When implemented as an economic system, it creates a cycle of poverty

Poverty Cycle
  1. Selfish-interest by the Trading Class (Businessmen, Merchants, Investors, Speculators, etc.) causes them to amass profits at the expense of wages for the Working class and taxes for the government (Ruling Class).

  2. If left unchecked by the government, profit maximization leads to overtrading which manifests as a crash.

  3. The crash creates a scarcity of money which then prompts the government to create new nominal value instruments.

  4. The increase in nominal value versus actual productive value manifests as price inflation.

  5. Higher prices reduce the ability of both the Working class and Ruling class to operate. The government, together with the lack of tax revenue, becomes unable to provide essential services to the masses .

  6. Lacking basic services, the masses become physically, intellectually, and morally weaker.
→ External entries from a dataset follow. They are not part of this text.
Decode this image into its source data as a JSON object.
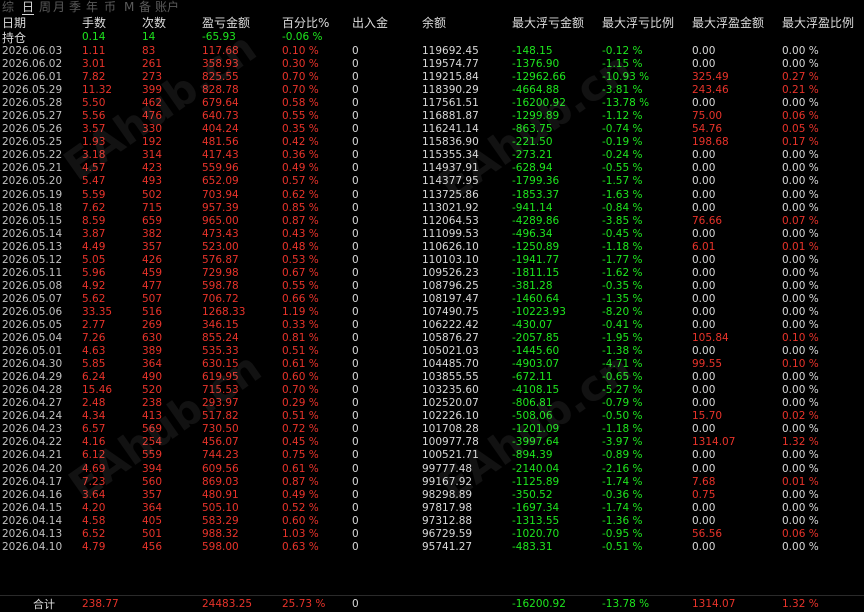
{
  "tabs": [
    "综",
    "日",
    "周",
    "月",
    "季",
    "年",
    "币",
    "M",
    "备",
    "账户"
  ],
  "active_tab": 1,
  "columns": [
    "日期",
    "手数",
    "次数",
    "盈亏金额",
    "百分比%",
    "出入金",
    "余额",
    "最大浮亏金额",
    "最大浮亏比例",
    "最大浮盈金额",
    "最大浮盈比例"
  ],
  "holding": {
    "label": "持仓",
    "lots": "0.14",
    "count": "14",
    "pnl": "-65.93",
    "pct": "-0.06 %"
  },
  "rows": [
    [
      "2026.06.03",
      "1.11",
      "83",
      "117.68",
      "0.10 %",
      "0",
      "119692.45",
      "-148.15",
      "-0.12 %",
      "0.00",
      "0.00 %"
    ],
    [
      "2026.06.02",
      "3.01",
      "261",
      "358.93",
      "0.30 %",
      "0",
      "119574.77",
      "-1376.90",
      "-1.15 %",
      "0.00",
      "0.00 %"
    ],
    [
      "2026.06.01",
      "7.82",
      "273",
      "825.55",
      "0.70 %",
      "0",
      "119215.84",
      "-12962.66",
      "-10.93 %",
      "325.49",
      "0.27 %"
    ],
    [
      "2026.05.29",
      "11.32",
      "399",
      "828.78",
      "0.70 %",
      "0",
      "118390.29",
      "-4664.88",
      "-3.81 %",
      "243.46",
      "0.21 %"
    ],
    [
      "2026.05.28",
      "5.50",
      "462",
      "679.64",
      "0.58 %",
      "0",
      "117561.51",
      "-16200.92",
      "-13.78 %",
      "0.00",
      "0.00 %"
    ],
    [
      "2026.05.27",
      "5.56",
      "476",
      "640.73",
      "0.55 %",
      "0",
      "116881.87",
      "-1299.89",
      "-1.12 %",
      "75.00",
      "0.06 %"
    ],
    [
      "2026.05.26",
      "3.57",
      "330",
      "404.24",
      "0.35 %",
      "0",
      "116241.14",
      "-863.75",
      "-0.74 %",
      "54.76",
      "0.05 %"
    ],
    [
      "2026.05.25",
      "1.93",
      "192",
      "481.56",
      "0.42 %",
      "0",
      "115836.90",
      "-221.50",
      "-0.19 %",
      "198.68",
      "0.17 %"
    ],
    [
      "2026.05.22",
      "3.18",
      "314",
      "417.43",
      "0.36 %",
      "0",
      "115355.34",
      "-273.21",
      "-0.24 %",
      "0.00",
      "0.00 %"
    ],
    [
      "2026.05.21",
      "4.57",
      "423",
      "559.96",
      "0.49 %",
      "0",
      "114937.91",
      "-628.94",
      "-0.55 %",
      "0.00",
      "0.00 %"
    ],
    [
      "2026.05.20",
      "5.47",
      "493",
      "652.09",
      "0.57 %",
      "0",
      "114377.95",
      "-1799.36",
      "-1.57 %",
      "0.00",
      "0.00 %"
    ],
    [
      "2026.05.19",
      "5.59",
      "502",
      "703.94",
      "0.62 %",
      "0",
      "113725.86",
      "-1853.37",
      "-1.63 %",
      "0.00",
      "0.00 %"
    ],
    [
      "2026.05.18",
      "7.62",
      "715",
      "957.39",
      "0.85 %",
      "0",
      "113021.92",
      "-941.14",
      "-0.84 %",
      "0.00",
      "0.00 %"
    ],
    [
      "2026.05.15",
      "8.59",
      "659",
      "965.00",
      "0.87 %",
      "0",
      "112064.53",
      "-4289.86",
      "-3.85 %",
      "76.66",
      "0.07 %"
    ],
    [
      "2026.05.14",
      "3.87",
      "382",
      "473.43",
      "0.43 %",
      "0",
      "111099.53",
      "-496.34",
      "-0.45 %",
      "0.00",
      "0.00 %"
    ],
    [
      "2026.05.13",
      "4.49",
      "357",
      "523.00",
      "0.48 %",
      "0",
      "110626.10",
      "-1250.89",
      "-1.18 %",
      "6.01",
      "0.01 %"
    ],
    [
      "2026.05.12",
      "5.05",
      "426",
      "576.87",
      "0.53 %",
      "0",
      "110103.10",
      "-1941.77",
      "-1.77 %",
      "0.00",
      "0.00 %"
    ],
    [
      "2026.05.11",
      "5.96",
      "459",
      "729.98",
      "0.67 %",
      "0",
      "109526.23",
      "-1811.15",
      "-1.62 %",
      "0.00",
      "0.00 %"
    ],
    [
      "2026.05.08",
      "4.92",
      "477",
      "598.78",
      "0.55 %",
      "0",
      "108796.25",
      "-381.28",
      "-0.35 %",
      "0.00",
      "0.00 %"
    ],
    [
      "2026.05.07",
      "5.62",
      "507",
      "706.72",
      "0.66 %",
      "0",
      "108197.47",
      "-1460.64",
      "-1.35 %",
      "0.00",
      "0.00 %"
    ],
    [
      "2026.05.06",
      "33.35",
      "516",
      "1268.33",
      "1.19 %",
      "0",
      "107490.75",
      "-10223.93",
      "-8.20 %",
      "0.00",
      "0.00 %"
    ],
    [
      "2026.05.05",
      "2.77",
      "269",
      "346.15",
      "0.33 %",
      "0",
      "106222.42",
      "-430.07",
      "-0.41 %",
      "0.00",
      "0.00 %"
    ],
    [
      "2026.05.04",
      "7.26",
      "630",
      "855.24",
      "0.81 %",
      "0",
      "105876.27",
      "-2057.85",
      "-1.95 %",
      "105.84",
      "0.10 %"
    ],
    [
      "2026.05.01",
      "4.63",
      "389",
      "535.33",
      "0.51 %",
      "0",
      "105021.03",
      "-1445.60",
      "-1.38 %",
      "0.00",
      "0.00 %"
    ],
    [
      "2026.04.30",
      "5.85",
      "364",
      "630.15",
      "0.61 %",
      "0",
      "104485.70",
      "-4903.07",
      "-4.71 %",
      "99.55",
      "0.10 %"
    ],
    [
      "2026.04.29",
      "6.24",
      "490",
      "619.95",
      "0.60 %",
      "0",
      "103855.55",
      "-672.11",
      "-0.65 %",
      "0.00",
      "0.00 %"
    ],
    [
      "2026.04.28",
      "15.46",
      "520",
      "715.53",
      "0.70 %",
      "0",
      "103235.60",
      "-4108.15",
      "-5.27 %",
      "0.00",
      "0.00 %"
    ],
    [
      "2026.04.27",
      "2.48",
      "238",
      "293.97",
      "0.29 %",
      "0",
      "102520.07",
      "-806.81",
      "-0.79 %",
      "0.00",
      "0.00 %"
    ],
    [
      "2026.04.24",
      "4.34",
      "413",
      "517.82",
      "0.51 %",
      "0",
      "102226.10",
      "-508.06",
      "-0.50 %",
      "15.70",
      "0.02 %"
    ],
    [
      "2026.04.23",
      "6.57",
      "569",
      "730.50",
      "0.72 %",
      "0",
      "101708.28",
      "-1201.09",
      "-1.18 %",
      "0.00",
      "0.00 %"
    ],
    [
      "2026.04.22",
      "4.16",
      "254",
      "456.07",
      "0.45 %",
      "0",
      "100977.78",
      "-3997.64",
      "-3.97 %",
      "1314.07",
      "1.32 %"
    ],
    [
      "2026.04.21",
      "6.12",
      "559",
      "744.23",
      "0.75 %",
      "0",
      "100521.71",
      "-894.39",
      "-0.89 %",
      "0.00",
      "0.00 %"
    ],
    [
      "2026.04.20",
      "4.69",
      "394",
      "609.56",
      "0.61 %",
      "0",
      "99777.48",
      "-2140.04",
      "-2.16 %",
      "0.00",
      "0.00 %"
    ],
    [
      "2026.04.17",
      "7.23",
      "560",
      "869.03",
      "0.87 %",
      "0",
      "99167.92",
      "-1125.89",
      "-1.74 %",
      "7.68",
      "0.01 %"
    ],
    [
      "2026.04.16",
      "3.64",
      "357",
      "480.91",
      "0.49 %",
      "0",
      "98298.89",
      "-350.52",
      "-0.36 %",
      "0.75",
      "0.00 %"
    ],
    [
      "2026.04.15",
      "4.20",
      "364",
      "505.10",
      "0.52 %",
      "0",
      "97817.98",
      "-1697.34",
      "-1.74 %",
      "0.00",
      "0.00 %"
    ],
    [
      "2026.04.14",
      "4.58",
      "405",
      "583.29",
      "0.60 %",
      "0",
      "97312.88",
      "-1313.55",
      "-1.36 %",
      "0.00",
      "0.00 %"
    ],
    [
      "2026.04.13",
      "6.52",
      "501",
      "988.32",
      "1.03 %",
      "0",
      "96729.59",
      "-1020.70",
      "-0.95 %",
      "56.56",
      "0.06 %"
    ],
    [
      "2026.04.10",
      "4.79",
      "456",
      "598.00",
      "0.63 %",
      "0",
      "95741.27",
      "-483.31",
      "-0.51 %",
      "0.00",
      "0.00 %"
    ]
  ],
  "total": {
    "label": "合计",
    "lots": "238.77",
    "pnl": "24483.25",
    "pct": "25.73 %",
    "cash": "0",
    "dd": "-16200.92",
    "dd_pct": "-13.78 %",
    "fp": "1314.07",
    "fp_pct": "1.32 %"
  },
  "watermark": "EAhub.cn",
  "colors": {
    "profit": "#e8332a",
    "loss": "#1ee61e",
    "neutral": "#d8d8d8",
    "background": "#000000"
  }
}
This leads to problems in society.

  7. Without any change in the profit maximization doctrine nor government policy, poverty becomes a cycle that drags the entire society down.

The root cause of profit maximization is the selfishness that is pushed by the Trading class. Before this, large-scale selfishness was pushed by the Warrior class as excessive taxation such as that of the Roman Empire.

Our solution to profit maximization is points banking just as the solution to money problems is to go moneyless instead of taking on more money-debt.